The answer admittedly lies in balance. Young recalled her first faculty meeting in 1999, and feeling so nervous. “How am I going to do this?” she thought. And then she met the faculty. She describes her colleagues as a “strong faculty, [of] smart people, talented people with ideas” as complementing her tenure as principal. She quickly realized that the journey was not about her, rather about partnering with the faculty and journeying together. “If I stayed with them” she explained, “asked questions, listened to their answers and built on their ideas…[I knew] we’d be OK.”

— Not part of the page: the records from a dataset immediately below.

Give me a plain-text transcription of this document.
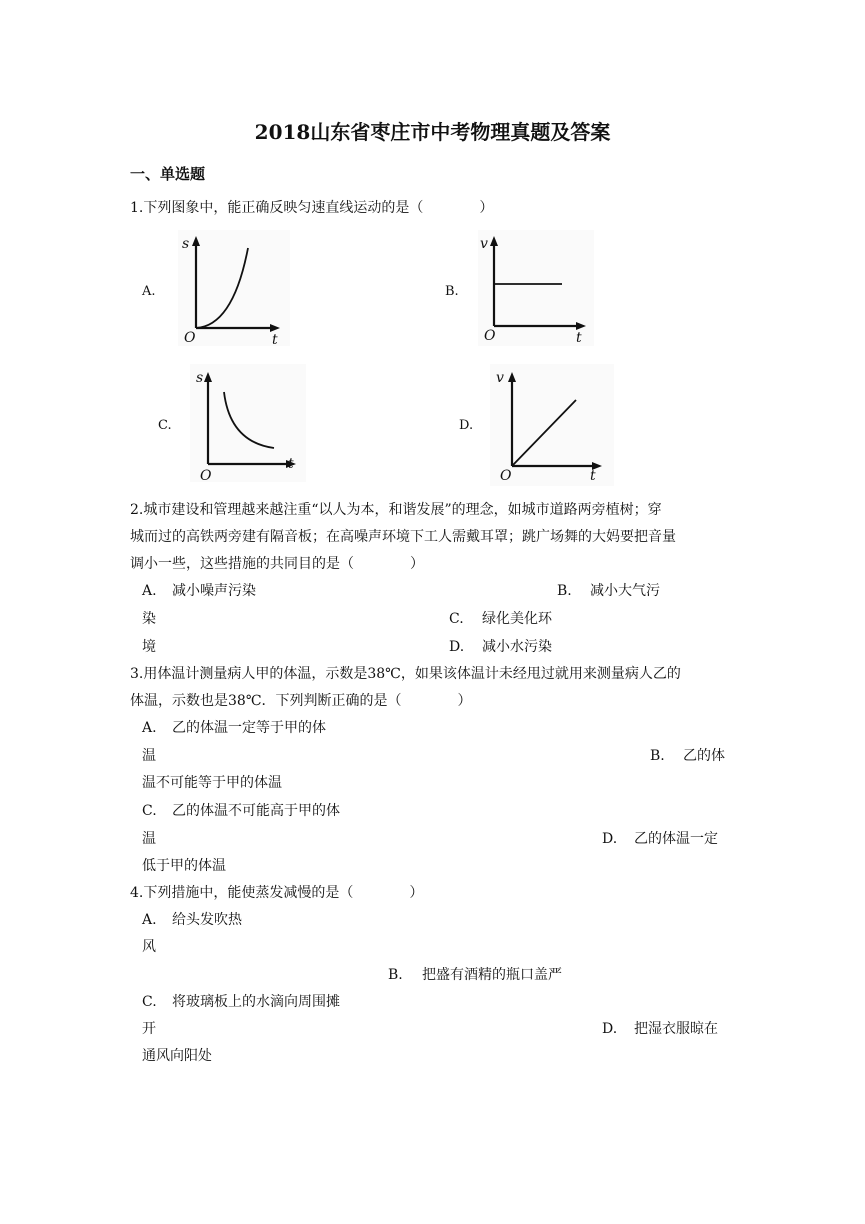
2018山东省枣庄市中考物理真题及答案
一、单选题
1.下列图象中，能正确反映匀速直线运动的是（　　　　）
A.
s
t
O
B.
v
t
O
C.
s
t
O
D.
v
t
O
2.城市建设和管理越来越注重“以人为本，和谐发展”的理念，如城市道路两旁植树；穿
城而过的高铁两旁建有隔音板；在高噪声环境下工人需戴耳罩；跳广场舞的大妈要把音量
调小一些，这些措施的共同目的是（　　　　）
A. 减小噪声污染	B. 减小大气污
染	C. 绿化美化环
境	D. 减小水污染
3.用体温计测量病人甲的体温，示数是38℃，如果该体温计未经甩过就用来测量病人乙的
体温，示数也是38℃．下列判断正确的是（　　　　）
A. 乙的体温一定等于甲的体
温	B. 乙的体
温不可能等于甲的体温
C. 乙的体温不可能高于甲的体
温	D. 乙的体温一定
低于甲的体温
4.下列措施中，能使蒸发减慢的是（　　　　）
A. 给头发吹热
风
B. 把盛有酒精的瓶口盖严
C. 将玻璃板上的水滴向周围摊
开	D. 把湿衣服晾在
通风向阳处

It is this spirit of collaboration with her peers that defined much of Young’s approach with the student body. Young gave voice to her model — one which placed emphasis on holding a foundation for the students while encouraging them to find their own way — as a place to start. In making it her goal to “give students space to create their own experience” she was at times met with misunderstanding. This often unconventional approach, one that Young admits can make some people very uncomfortable, “gave [the students at Monument] room to make it their school.” Young points to a student body that is largely “present…[one that] values the opportunity they’ve been given which means [for the most part they] are not chafing against it.” While she is quick to point out this approach was in no way free from challenges and tough decisions, in the end it created a sense of community, one defined by shared work and direction and to “be in it together” — no matter the issues.
As to what lies ahead, Young admits to being “a little tired,” something she carefully considered as one of her fears was “staying [in the principalship] too long.” She is a grandmother now and looks forward to spending time with her growing family; professionally she is looking ahead to the myriad opportunities that await her if she chooses to become involved in education from yet a different angle. She alluded to mentoring both principals and aspiring principals as possibilities on the horizon, but for the time being nothing is planned. “I will miss the people, for sure, as I did when I was in Lenox.” However, hands down, “a direct connection to a student’s story [and] seeing individual student stories unfold” is what she will miss most.
“Leading schools today takes a lot of courage,” Young said while gazing at the view unfolding beyond her window. She spoke broadly about the challenges facing today’s administrators, brought about in no small part by the “very public” situations occurring in today’s high schools that often leave principals “in the spotlight.” Young went on to address the fact that in public education, lots of time is spent on the management of kids. Movement between classes, movement to lunch, to assemblies. “It can be challenging” Young admits, but “in management we lose sight of what will bring kids to life. Sometimes, as a result, it gets noisy and messy.”
When asked about her eventual successor, Berkshire Hills Superintendent, Peter Dillon, was rife with praise for Young’s tenure, citing her “exceptional interpersonal skills” and a keen ability to “bring people together, really listen and build excitement about learning and work.” In their eight years working together, Dillon pointed to several moments that helped to shape the impact Young has made at MMRHS. She led a remarkable self-study that brought faculty, staff, parents and community members together to carefully reflect on Monument’s strengths and opportunities for growth. She created room for students and teachers to be innovative including Project Sprout, the independent project, and the Farm to School Stand; her collaboration with Jacob’s Pillow, the Fall Festival of Shakespeare, Kripalu, the Railroad Street Youth Project and dozens of other organizations allowed her understand the pulse of the community. She worked hard to make a potentially cumbersome evaluation process thoughtful for teachers through her commitment to spending time in classes and sharing meaningful feedback; she even went so far as to solve a scheduling problem by teaching a class which, by stepping back into the role of teacher, allowed her the opportunity to grow as an administrator. Outside of the building, Young has been a powerful voice on the MIAA board and as part of the Berkshire County Principals group. She has provided support to colleagues in leadership roles and been a well-respected professor at MCLA’s leadership program.
In short, according to Dillon, “the next principal will have big shoes to fill. Challenges will include sustaining our positive momentum, reexamining resource allocation, keeping our approach to learning current and progressive, and perhaps exploring additional opportunities for interdisciplinary learning and deeper connections outside of school. The search for Young’s successor will start with the position being posted this week, the formation of a 30-member search committee and the review of candidates followed by interviews and selection.” He hopes to have a new principal in place by July 1, with an announcement as soon as May depending on how the search process unfolds.
Dillon’s final comments were succinct: “Marianne has stepped into challenging issues including heated conversations about drug and substance use and abuse, race, gender identity and equity. She’s made room for her students, colleagues, parents and community to discuss, reflect and grow.” When asked if she had any regrets in her time at Monument, she was plaintive before answering. “No” she said. “There are a couple moments if I could do them over I would. But no regrets.” She instead focused on feeling fortunate: for having been welcomed to the school, to the community, and for the experience being “a good fit” one she does not plan to outgrow between now and June when she, along with the 50th anniversary Class of 2017, will commence their next chapters.